On hearing the court sustained the motion, to which ruling the prosecuting attorney excepted, and thereupon filed a written notice of appeal to the Court of Appeals, which entered a judgment of affirmance.
This court allowed a motion for leave to appeal.
Mr. William, A. Ambrose, prosecuting attorney, and Mr. Harold H. Hull, for appellant.
Mr. Robert D. Huxley and Mr. Henry C. Church, for appellee.
Whether the allowance of defendant's motion for inspection and permission to take copies of defendant's confessions was a final order from which the prosecuting attorney could appeal is squarely presented.
Although the record does not show that the question of jurisdiction was raised in the Court of Appeals, still if that court had no jurisdiction on appeal to hear and determine the cause on its merits this court likewise has none. There would be no waiver in such instance.
The jurisdiction of the Court of Appeals is fixed by Section 6, Article IV of the state Constitution, and can not be increased, diminished or altered by statutory provision or through construction by the courts. The court, however, is required to interpret the meaning of the word "judgments" as used in the Constitution. By the terms of that constitutional provision the Court of Appeals (in addition to original jurisdiction in specified extraordinary legal remedies and appellate jurisdiction in the trial of chancery cases) has jurisdictional power to review, affirm, modify or reverse the judgments of the Courts of Common Pleas, Superior Courts and other courts of record within the appellate district as may be provided by law. It follows that judgments of the Courts of Common Pleas in criminal cases may be reviewed by the Court of Appeals with the sole exception that no appeal can be prosecuted from a judgment of acquittal where the defendant has been in jeopardy.
In the leading case of Hoffman v. Knollman, ante, 170, appears this apt language: "Though this court has interpreted the term 'judgments' so as to include 'final orders,' it has limited its application to acts or decrees of the court which give final effect to the central purpose or some independent branch of the litigation, finality being the touchstone in the determination of that quality."

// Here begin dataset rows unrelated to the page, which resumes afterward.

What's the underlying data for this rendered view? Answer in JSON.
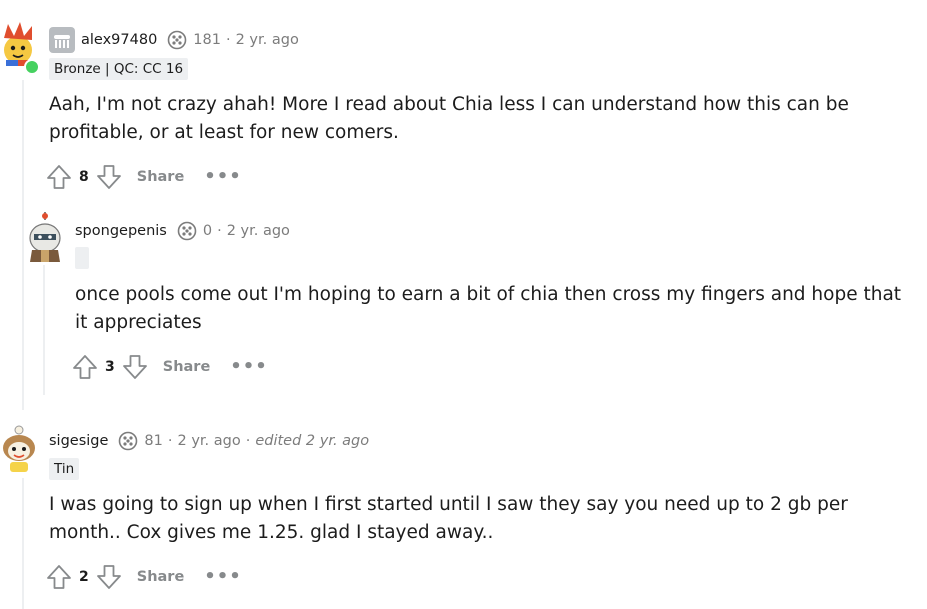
{
  "comments": [
    {
      "username": "alex97480",
      "karma": "181",
      "time": "2 yr. ago",
      "edited": "",
      "flair": "Bronze | QC: CC 16",
      "body": "Aah, I'm not crazy ahah! More I read about Chia less I can understand how this can be profitable, or at least for new comers.",
      "score": "8",
      "share_label": "Share",
      "more_label": "•••"
    },
    {
      "username": "spongepenis",
      "karma": "0",
      "time": "2 yr. ago",
      "edited": "",
      "flair": "",
      "body": "once pools come out I'm hoping to earn a bit of chia then cross my fingers and hope that it appreciates",
      "score": "3",
      "share_label": "Share",
      "more_label": "•••"
    },
    {
      "username": "sigesige",
      "karma": "81",
      "time": "2 yr. ago",
      "edited": "edited 2 yr. ago",
      "flair": "Tin",
      "body": "I was going to sign up when I first started until I saw they say you need up to 2 gb per month.. Cox gives me 1.25. glad I stayed away..",
      "score": "2",
      "share_label": "Share",
      "more_label": "•••"
    }
  ],
  "separator": "·",
  "colors": {
    "online": "#46d160",
    "meta_gray": "#7c7c7c",
    "flair_bg": "#edeff1",
    "thread_line": "#edeff1"
  }
}
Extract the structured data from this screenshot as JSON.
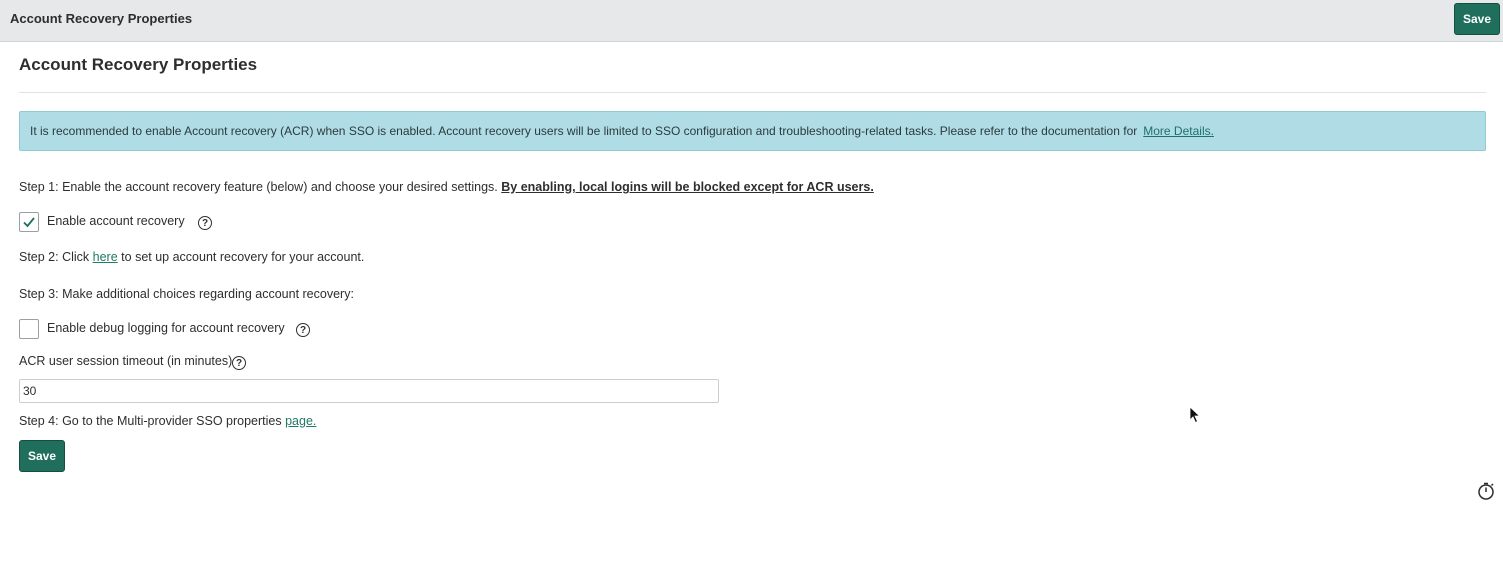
{
  "header": {
    "title": "Account Recovery Properties",
    "save_label": "Save"
  },
  "page": {
    "title": "Account Recovery Properties"
  },
  "alert": {
    "text": "It is recommended to enable Account recovery (ACR) when SSO is enabled. Account recovery users will be limited to SSO configuration and troubleshooting-related tasks. Please refer to the documentation for",
    "link_label": "More Details."
  },
  "step1": {
    "text": "Step 1: Enable the account recovery feature (below) and choose your desired settings.",
    "warning": "By enabling, local logins will be blocked except for ACR users."
  },
  "enable_recovery": {
    "label": "Enable account recovery",
    "checked": true
  },
  "step2": {
    "prefix": "Step 2: Click",
    "link_label": "here",
    "suffix": "to set up account recovery for your account."
  },
  "step3": {
    "text": "Step 3: Make additional choices regarding account recovery:"
  },
  "debug_logging": {
    "label": "Enable debug logging for account recovery",
    "checked": false
  },
  "timeout": {
    "label": "ACR user session timeout (in minutes)",
    "value": "30"
  },
  "step4": {
    "text": "Step 4: Go to the Multi-provider SSO properties",
    "link_label": "page."
  },
  "form": {
    "save_label": "Save"
  },
  "icons": {
    "help": "help-circle-icon",
    "check": "checkmark-icon",
    "cursor": "mouse-pointer-icon",
    "timer": "stopwatch-icon"
  },
  "colors": {
    "primary_button": "#1f6f5c",
    "alert_background": "#b0dde5",
    "link": "#1f7a66",
    "header_background": "#e6e8ea"
  }
}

In the instant case the order to the prosecuting attorney to permit defendant's counsel to inspect and make copies of the alleged confession was a purely interlocutory order and lacked finality. The prosecuting attorney urges that if there is no right of appeal the state is remediless. The contention is of no avail Since the character of the order is not changed merely because there may be no alternative. The state's relation to the order made is the same as to any other order interlocutory in character; appeal therefrom does not lie.
For the reason that there was no judgment or final order in the Court of Common Pleas, the judgment of the Court of Appeals is reversed and the cause remanded to that court with instructions to dismiss the appeal and for further proceedings according to law.
Judgment reversed and cause remanded.
WEYGANDT, C.J., DAY, ZIMMERMAN, MYERS, MATTHIAS and HART, JJ., concur.